Nothing New will be released later this year.

 

Stephen Becker – Bad Idea

Back in 2024, Stephen Becker released Middle Child Syndrome, an album we described as “an effort, at least in part, to rise above the mundane present, as though to be trapped within conventions is to be restricted by the same inability to communicate effectively that haunts our everyday lives.” Now Becker is set to return with new full-length Gravity Blanket, and the record is no less thoughtful or ambitious. It sees him sift through the ostensibly banal details of memories in order to excavate a deeper human meaning with an otherwise unsatisfying present. As with Middle Child Syndrome, the result is forthright and unguarded, willing to open itself up to vulnerability in order to make progress, as highlighted by opener and lead single ‘Bad Idea’.” ‘Bad Idea’ is about a breakup I went through after seeing the ballet,” as Becker explains. “The haunting feeling of the dancers’ movements lingering in my mind, the sad-sweet taste of spiked lemonade on the train ride home. I was thinking about, and trying to manifest, change with a newfound determination to break free from unhealthy routines and patterns in life and in love.”

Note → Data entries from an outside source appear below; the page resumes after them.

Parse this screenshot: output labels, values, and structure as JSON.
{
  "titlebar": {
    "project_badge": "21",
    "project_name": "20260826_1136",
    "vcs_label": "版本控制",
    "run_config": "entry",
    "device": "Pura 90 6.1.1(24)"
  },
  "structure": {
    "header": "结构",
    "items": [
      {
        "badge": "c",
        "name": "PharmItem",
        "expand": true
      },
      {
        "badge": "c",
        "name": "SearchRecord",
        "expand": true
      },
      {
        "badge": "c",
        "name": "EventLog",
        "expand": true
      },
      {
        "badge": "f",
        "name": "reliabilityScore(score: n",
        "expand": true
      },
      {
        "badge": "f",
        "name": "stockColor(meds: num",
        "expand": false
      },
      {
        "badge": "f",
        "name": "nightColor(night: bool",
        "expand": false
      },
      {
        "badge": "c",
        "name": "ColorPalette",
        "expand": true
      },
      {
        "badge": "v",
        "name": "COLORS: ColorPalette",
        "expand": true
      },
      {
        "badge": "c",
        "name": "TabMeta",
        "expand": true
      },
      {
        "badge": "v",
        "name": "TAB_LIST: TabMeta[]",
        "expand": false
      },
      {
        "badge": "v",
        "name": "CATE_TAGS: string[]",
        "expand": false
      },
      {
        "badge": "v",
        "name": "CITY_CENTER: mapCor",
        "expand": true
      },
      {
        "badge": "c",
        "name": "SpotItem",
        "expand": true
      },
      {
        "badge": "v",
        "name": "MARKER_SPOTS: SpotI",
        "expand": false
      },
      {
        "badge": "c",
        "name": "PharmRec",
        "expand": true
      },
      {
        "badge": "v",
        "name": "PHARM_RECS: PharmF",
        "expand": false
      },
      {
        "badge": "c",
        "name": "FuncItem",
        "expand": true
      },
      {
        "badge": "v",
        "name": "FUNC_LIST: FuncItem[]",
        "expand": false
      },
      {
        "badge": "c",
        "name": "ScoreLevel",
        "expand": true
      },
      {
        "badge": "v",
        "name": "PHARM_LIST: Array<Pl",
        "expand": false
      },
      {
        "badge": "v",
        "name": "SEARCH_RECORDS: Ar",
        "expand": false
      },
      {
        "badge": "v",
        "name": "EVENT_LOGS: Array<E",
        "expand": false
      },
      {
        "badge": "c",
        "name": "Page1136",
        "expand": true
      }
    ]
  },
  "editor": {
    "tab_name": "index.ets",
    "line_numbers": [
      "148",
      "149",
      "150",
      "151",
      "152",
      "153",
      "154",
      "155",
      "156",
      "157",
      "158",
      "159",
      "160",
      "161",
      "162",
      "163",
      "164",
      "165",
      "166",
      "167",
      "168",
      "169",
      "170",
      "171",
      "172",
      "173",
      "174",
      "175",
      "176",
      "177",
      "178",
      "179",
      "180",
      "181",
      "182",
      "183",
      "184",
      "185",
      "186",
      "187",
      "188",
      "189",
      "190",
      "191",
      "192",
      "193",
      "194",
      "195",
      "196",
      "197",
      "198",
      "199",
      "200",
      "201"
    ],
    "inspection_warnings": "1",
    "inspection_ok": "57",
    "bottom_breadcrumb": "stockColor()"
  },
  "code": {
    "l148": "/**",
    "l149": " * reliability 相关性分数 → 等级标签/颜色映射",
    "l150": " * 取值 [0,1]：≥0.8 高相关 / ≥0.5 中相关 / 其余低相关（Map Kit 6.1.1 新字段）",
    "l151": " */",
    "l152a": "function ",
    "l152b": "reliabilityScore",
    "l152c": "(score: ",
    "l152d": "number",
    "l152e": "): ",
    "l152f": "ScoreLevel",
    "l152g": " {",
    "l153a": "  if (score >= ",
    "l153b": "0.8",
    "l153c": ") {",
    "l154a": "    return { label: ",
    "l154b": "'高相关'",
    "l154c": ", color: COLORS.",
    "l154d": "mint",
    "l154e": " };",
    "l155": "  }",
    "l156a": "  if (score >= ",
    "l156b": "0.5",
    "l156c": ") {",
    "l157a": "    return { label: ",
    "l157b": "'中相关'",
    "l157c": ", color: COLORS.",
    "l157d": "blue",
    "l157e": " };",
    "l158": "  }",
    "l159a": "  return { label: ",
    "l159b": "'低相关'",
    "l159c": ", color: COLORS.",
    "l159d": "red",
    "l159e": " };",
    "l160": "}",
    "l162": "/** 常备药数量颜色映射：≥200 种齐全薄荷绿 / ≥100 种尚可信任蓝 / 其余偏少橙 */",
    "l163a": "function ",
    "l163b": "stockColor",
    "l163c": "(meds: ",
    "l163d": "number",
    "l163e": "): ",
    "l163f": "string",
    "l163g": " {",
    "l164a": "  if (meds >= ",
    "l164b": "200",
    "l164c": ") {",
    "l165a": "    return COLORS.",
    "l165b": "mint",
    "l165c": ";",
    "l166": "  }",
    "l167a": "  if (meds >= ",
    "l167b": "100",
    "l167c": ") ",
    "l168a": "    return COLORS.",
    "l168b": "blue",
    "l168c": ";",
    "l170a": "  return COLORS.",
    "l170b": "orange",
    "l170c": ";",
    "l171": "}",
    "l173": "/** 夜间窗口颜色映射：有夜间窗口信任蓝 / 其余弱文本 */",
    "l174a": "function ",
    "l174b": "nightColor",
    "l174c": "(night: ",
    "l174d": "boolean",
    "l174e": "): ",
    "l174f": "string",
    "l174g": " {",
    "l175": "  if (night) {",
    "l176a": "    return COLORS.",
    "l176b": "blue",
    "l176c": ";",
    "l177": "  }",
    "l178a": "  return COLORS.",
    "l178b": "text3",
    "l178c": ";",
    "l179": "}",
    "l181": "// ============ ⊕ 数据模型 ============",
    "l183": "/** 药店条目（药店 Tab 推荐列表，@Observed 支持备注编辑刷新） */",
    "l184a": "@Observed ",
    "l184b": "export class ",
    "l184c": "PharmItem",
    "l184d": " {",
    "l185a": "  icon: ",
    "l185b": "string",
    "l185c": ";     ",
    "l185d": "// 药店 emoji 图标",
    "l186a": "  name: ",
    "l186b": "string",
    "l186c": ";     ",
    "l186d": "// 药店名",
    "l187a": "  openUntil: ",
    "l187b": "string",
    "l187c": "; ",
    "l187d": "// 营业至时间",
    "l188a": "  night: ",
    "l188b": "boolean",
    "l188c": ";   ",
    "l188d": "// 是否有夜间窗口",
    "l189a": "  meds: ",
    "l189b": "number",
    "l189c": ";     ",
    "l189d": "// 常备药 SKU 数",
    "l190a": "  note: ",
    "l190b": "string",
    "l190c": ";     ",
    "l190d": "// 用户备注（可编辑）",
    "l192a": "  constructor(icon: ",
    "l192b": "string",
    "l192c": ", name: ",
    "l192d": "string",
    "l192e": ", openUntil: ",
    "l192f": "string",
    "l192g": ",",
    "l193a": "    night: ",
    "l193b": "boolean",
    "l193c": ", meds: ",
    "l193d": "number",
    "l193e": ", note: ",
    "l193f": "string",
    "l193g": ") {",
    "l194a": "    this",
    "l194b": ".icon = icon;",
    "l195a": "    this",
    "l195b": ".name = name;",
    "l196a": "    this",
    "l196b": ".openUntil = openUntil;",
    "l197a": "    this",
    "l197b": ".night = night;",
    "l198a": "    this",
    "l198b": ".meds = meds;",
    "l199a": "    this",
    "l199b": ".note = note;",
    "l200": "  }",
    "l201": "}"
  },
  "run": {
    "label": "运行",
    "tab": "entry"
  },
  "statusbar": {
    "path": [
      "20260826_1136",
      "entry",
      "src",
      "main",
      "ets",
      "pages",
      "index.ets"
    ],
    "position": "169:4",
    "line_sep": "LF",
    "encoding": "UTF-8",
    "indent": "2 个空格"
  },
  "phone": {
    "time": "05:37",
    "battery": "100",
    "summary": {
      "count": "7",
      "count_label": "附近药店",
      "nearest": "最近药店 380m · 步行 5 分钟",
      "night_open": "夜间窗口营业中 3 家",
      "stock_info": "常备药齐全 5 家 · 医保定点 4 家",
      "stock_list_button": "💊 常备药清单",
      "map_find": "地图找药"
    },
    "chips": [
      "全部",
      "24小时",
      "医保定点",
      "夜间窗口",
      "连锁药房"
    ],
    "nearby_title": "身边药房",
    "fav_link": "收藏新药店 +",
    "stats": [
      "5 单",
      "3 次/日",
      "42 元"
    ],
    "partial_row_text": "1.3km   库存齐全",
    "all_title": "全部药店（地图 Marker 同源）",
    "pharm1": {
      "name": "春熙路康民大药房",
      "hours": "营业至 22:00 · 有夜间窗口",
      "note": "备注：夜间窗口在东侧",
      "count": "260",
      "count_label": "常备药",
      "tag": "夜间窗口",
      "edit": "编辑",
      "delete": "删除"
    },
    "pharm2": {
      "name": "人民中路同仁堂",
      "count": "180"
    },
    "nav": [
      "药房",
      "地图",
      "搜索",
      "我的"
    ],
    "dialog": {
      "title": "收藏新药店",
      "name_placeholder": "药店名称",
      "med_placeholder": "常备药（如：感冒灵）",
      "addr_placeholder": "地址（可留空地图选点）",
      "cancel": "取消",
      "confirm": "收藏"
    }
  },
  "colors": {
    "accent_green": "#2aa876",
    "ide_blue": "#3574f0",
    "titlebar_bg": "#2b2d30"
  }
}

Watch the video directed by Haoyan of America below:

 

Gravity Blanket will be released on the 24th April and you can pre-order it now.

 

True Green – Bindi Sue

True Green, the project of Minneapolis songwriter Dan Hornsby, is named after “medieval nun Hildegard of Bingen’s idea of viriditas, and also a lawn care company.” This combination goes some way towards capturing the project’s style, which uses a laidback, often irreverent tone to tell stories with real feeling. Later this month, True Green will release sophomore album Hail Disaster, a record which, as its title suggests, explores “tragedies real and imagined”. New single ‘Bindi Sue’ is one last glimpse before the big day. A tribute to everyone’s favourite Aussie naturalist Steve Irwin, the song is wryly funny and genuinely poignant. It evokes both the loss felt by an entire generation following Irwin’s untimely death, and the joy of his good-natured relationship with the natural world. “He didn’t hunt them,” as the song begins, “they were his friends”.

Hail Disaster will be released via Spacecase Records on 24th March. Order it now via the True Green Bandcamp page.

 

Where’s Beth – Ache Is A Cricket In The Night

‘Ache Is A Cricket In The Night’ is the title track from the new record by Where’s Beth, the recording project of Seattle-based Sarabeth Weszely. The follow up to 2024 debut Bone Broth, the album “draw[s] on apparently mundane moments from every day life,” as we put it previously, “to chart the universal experiences of love, grief and longing,” building upon the style of its predecessor in the process. The album is now out, and the title track is an ideal entry point for those unfamiliar with the Where’s Beth project, looking for a place to dive in. “I can feel your heart beat like a candleflame / Fingers stretching out, flicker in the rain,” Weszely sings in the opening lines, immediately evoking the intimacy and compassion of the record. “Wind blows, I want to tell you it’s okay / To let in.” The rest of the track unfolds within the warmth of this beginning, a safe harbour from the outside world and its accumulation of difficulties, but importantly not a total escape. For, as the title suggests, Where’s Beth is not interested in blocking out sadness or suffering but rather creating enough distance that we might examine them in the context of everything else.

Ache Is A Cricket In The Night is out now via the Where’s Beth Bandcamp page.